For states needing a more comprehensive solution, the company also offers paid add-ons. These can integrate data from sources beyond claims, such as state health information exchanges or disability records, to identify individuals who might otherwise be missed. Another optional module uses automation to review paper-based provider forms and questionnaires, reducing the manual workload on state staff and improving accuracy.

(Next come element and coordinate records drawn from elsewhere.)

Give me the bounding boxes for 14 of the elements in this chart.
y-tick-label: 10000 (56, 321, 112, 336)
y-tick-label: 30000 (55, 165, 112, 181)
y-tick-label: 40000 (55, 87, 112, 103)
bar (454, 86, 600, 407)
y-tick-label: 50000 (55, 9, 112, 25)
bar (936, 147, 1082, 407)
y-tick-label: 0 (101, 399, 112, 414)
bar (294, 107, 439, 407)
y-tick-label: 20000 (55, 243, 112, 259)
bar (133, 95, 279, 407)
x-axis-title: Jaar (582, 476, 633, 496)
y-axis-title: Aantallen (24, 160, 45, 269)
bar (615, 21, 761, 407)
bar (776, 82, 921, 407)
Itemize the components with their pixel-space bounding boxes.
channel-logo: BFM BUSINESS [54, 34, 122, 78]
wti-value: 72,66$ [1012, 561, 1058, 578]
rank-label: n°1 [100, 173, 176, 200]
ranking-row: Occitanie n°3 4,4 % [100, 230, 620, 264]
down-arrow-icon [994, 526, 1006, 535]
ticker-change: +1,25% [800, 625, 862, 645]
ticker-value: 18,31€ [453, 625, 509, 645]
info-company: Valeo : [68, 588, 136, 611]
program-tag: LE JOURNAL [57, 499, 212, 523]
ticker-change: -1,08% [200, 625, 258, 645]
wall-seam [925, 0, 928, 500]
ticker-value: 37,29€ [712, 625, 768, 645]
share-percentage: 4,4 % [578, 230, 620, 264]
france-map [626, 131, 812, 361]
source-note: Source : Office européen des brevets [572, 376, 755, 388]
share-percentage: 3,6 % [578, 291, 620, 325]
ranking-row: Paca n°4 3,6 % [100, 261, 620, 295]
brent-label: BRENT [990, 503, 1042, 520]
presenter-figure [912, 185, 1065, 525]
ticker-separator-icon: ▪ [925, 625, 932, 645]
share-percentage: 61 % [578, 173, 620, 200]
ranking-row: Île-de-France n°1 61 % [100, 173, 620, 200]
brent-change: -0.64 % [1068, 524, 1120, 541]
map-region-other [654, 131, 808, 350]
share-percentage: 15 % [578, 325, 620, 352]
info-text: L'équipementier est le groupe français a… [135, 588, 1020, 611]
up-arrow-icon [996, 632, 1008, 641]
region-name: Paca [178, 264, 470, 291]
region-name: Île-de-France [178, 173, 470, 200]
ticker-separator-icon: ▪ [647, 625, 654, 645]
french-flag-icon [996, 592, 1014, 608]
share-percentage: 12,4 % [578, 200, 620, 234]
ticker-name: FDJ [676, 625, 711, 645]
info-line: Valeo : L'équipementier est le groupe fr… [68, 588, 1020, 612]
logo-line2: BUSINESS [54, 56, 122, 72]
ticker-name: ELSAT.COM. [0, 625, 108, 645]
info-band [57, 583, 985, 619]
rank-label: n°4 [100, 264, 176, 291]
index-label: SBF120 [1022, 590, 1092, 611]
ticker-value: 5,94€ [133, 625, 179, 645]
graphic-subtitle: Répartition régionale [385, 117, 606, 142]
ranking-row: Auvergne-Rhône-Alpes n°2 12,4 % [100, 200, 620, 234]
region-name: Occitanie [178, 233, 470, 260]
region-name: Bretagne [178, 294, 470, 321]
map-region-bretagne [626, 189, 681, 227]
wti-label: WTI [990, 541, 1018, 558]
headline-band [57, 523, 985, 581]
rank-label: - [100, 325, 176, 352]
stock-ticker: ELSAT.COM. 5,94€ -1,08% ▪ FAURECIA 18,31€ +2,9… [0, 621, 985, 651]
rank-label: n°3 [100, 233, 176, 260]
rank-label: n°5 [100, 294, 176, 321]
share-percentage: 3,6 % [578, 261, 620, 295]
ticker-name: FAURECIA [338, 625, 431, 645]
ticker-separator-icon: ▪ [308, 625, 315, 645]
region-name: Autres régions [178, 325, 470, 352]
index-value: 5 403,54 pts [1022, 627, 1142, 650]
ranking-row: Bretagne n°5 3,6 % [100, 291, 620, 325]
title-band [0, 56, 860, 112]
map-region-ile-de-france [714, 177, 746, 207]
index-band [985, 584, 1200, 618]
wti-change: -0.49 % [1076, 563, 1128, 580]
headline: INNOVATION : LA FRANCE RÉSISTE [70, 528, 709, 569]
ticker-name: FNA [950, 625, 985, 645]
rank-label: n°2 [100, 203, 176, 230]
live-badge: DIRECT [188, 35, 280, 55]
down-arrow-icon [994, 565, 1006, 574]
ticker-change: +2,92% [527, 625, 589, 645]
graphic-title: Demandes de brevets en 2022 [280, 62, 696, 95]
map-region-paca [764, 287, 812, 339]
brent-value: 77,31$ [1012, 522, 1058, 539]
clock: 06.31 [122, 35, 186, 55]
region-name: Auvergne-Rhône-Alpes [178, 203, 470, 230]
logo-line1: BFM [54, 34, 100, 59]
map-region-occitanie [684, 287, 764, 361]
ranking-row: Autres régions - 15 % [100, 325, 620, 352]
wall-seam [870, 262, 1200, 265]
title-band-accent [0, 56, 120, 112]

The Strategic Play Behind 'Free' Technology
By offering its core clinical logic to all states at no charge—even those who use a competitor for their broader Medicaid Management Information System (MMIS)—Gainwell is making a significant strategic move in the government health IT market. This "freemium" approach appears designed to solve a critical pain point for states while positioning the company for broader influence and future business.
The strategy aligns perfectly with a long-standing push by CMS for states to adopt more modular, open, and reusable technology. For years, the federal agency has encouraged a move away from monolithic, vendor-locked systems, even establishing an Open Source Program Office to promote sharing. By giving away a key component, Gainwell presents itself as a partner in this federal vision, potentially earning goodwill with both state and federal regulators.
More importantly, it allows the company to establish its proprietary logic as the de facto industry standard for medically frail identification. As states adopt the free tool, it becomes the common foundation upon which compliance systems are built. This creates a natural pathway for states to purchase Gainwell's other discounted services, such as the standalone frailty solution or the full Community Engagement Verification (CEV) platform, which integrate seamlessly with the free logic.
This move also serves as a powerful market differentiator. While other firms like Milliman and various consulting groups offer tools and advice for H.R. 1 compliance, Gainwell's no-cost entry point for the core logic is a compelling proposition for budget-conscious state agencies. It removes a major barrier to adoption and could accelerate the deployment of advanced AI tools to protect vulnerable populations nationwide, a mission that serves both public interest and the company's long-term business goals. As the clock ticks toward 2027, states now have a powerful new option to consider as they navigate one of the most complex challenges in public health administration.